The fetus may be exposed to increased endogenous glucocorticoid or synthetic glucocorticoid in late gestation. Indeed, 7-10% of pregnant women in Europe and North America are treated with synthetic glucocorticoid to promote lung maturation in fetuses at risk of preterm delivery. Such therapy is effective in reducing respiratory complications. However, very little is known about the mechanisms by which synthetic glucocorticoid or prenatal stress influence neurodevelopment in the human, or whether specific time windows of increased sensitivity exist. Glucocorticoids are essential for many aspects of normal brain development. However, there is growing evidence that exposure of the fetal brain to excess glucocorticoid can have lifelong effects on neuroendocrine function and behavior.
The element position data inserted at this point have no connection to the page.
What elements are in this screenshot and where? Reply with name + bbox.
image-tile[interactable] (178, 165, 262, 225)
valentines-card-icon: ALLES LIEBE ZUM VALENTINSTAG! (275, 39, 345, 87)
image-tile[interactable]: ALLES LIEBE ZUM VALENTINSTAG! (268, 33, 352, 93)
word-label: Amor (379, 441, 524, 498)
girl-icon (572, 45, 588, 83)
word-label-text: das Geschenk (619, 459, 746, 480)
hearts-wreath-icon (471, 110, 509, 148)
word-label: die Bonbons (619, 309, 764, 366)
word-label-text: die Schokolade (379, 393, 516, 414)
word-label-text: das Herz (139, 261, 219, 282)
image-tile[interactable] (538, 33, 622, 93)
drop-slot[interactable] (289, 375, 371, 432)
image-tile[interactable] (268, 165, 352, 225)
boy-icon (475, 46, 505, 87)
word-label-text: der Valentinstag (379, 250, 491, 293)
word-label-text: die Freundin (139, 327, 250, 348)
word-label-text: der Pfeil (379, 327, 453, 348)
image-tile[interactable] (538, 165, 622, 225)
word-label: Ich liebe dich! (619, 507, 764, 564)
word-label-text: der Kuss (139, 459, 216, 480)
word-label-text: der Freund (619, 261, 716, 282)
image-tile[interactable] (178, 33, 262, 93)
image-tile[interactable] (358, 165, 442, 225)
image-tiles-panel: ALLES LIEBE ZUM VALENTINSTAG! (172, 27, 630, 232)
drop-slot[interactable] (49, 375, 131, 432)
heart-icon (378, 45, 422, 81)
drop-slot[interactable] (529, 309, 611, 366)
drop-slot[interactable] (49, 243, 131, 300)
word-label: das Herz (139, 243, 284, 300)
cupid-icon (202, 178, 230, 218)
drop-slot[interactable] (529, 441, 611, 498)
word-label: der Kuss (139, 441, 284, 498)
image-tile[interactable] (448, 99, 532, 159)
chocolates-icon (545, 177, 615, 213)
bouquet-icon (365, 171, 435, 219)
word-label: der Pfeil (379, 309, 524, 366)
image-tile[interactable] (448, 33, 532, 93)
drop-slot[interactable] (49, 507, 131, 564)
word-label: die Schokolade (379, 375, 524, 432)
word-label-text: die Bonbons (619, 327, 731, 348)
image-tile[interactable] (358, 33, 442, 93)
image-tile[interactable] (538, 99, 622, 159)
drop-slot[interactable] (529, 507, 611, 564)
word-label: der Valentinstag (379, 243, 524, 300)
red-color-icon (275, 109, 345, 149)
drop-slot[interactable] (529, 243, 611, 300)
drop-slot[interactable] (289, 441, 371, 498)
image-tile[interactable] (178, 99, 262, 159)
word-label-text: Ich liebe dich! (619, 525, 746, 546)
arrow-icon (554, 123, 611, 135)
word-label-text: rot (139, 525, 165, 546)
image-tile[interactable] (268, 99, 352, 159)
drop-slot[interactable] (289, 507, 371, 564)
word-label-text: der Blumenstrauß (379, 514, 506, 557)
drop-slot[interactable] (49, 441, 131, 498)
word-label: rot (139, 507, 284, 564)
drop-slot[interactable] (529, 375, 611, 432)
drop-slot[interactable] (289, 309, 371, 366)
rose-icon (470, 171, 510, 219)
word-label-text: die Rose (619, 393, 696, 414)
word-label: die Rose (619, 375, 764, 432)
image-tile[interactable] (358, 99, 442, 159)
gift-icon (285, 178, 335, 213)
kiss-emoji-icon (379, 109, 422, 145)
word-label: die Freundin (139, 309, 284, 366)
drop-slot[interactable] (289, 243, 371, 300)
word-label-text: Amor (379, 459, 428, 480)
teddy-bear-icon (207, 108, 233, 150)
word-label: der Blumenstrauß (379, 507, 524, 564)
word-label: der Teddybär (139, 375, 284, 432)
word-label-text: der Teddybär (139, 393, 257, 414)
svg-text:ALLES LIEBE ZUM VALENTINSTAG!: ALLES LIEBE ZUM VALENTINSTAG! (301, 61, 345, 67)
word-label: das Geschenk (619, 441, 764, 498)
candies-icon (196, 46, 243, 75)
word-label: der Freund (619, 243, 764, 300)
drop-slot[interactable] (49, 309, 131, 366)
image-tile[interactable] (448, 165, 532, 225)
We have shown that both endogenous glucocorticoid and synthetic glucocorticoid exposure has a number of rapid effects in the fetal brain in late gestation, including modification of neurotransmitter systems and transcriptional machinery. Such fetal exposure permanently alters hypothalamo-pituitary-adrenal (HPA) function in prepubertal, postpubertal, and aging offspring, in a sex-dependent manner. These effects are linked to changes in central glucocorticoid feedback machinery after birth. Prenatal glucocorticoid manipulation also leads to modification of HPA-associated behaviors, brain and organ morphology, as well as altered regulation of other endocrine systems. Permanent changes in endocrine function will have a long-term impact on health, since elevated cumulative exposure to endogenous glucocorticoid is linked to the premature onset of pathologies associated with aging.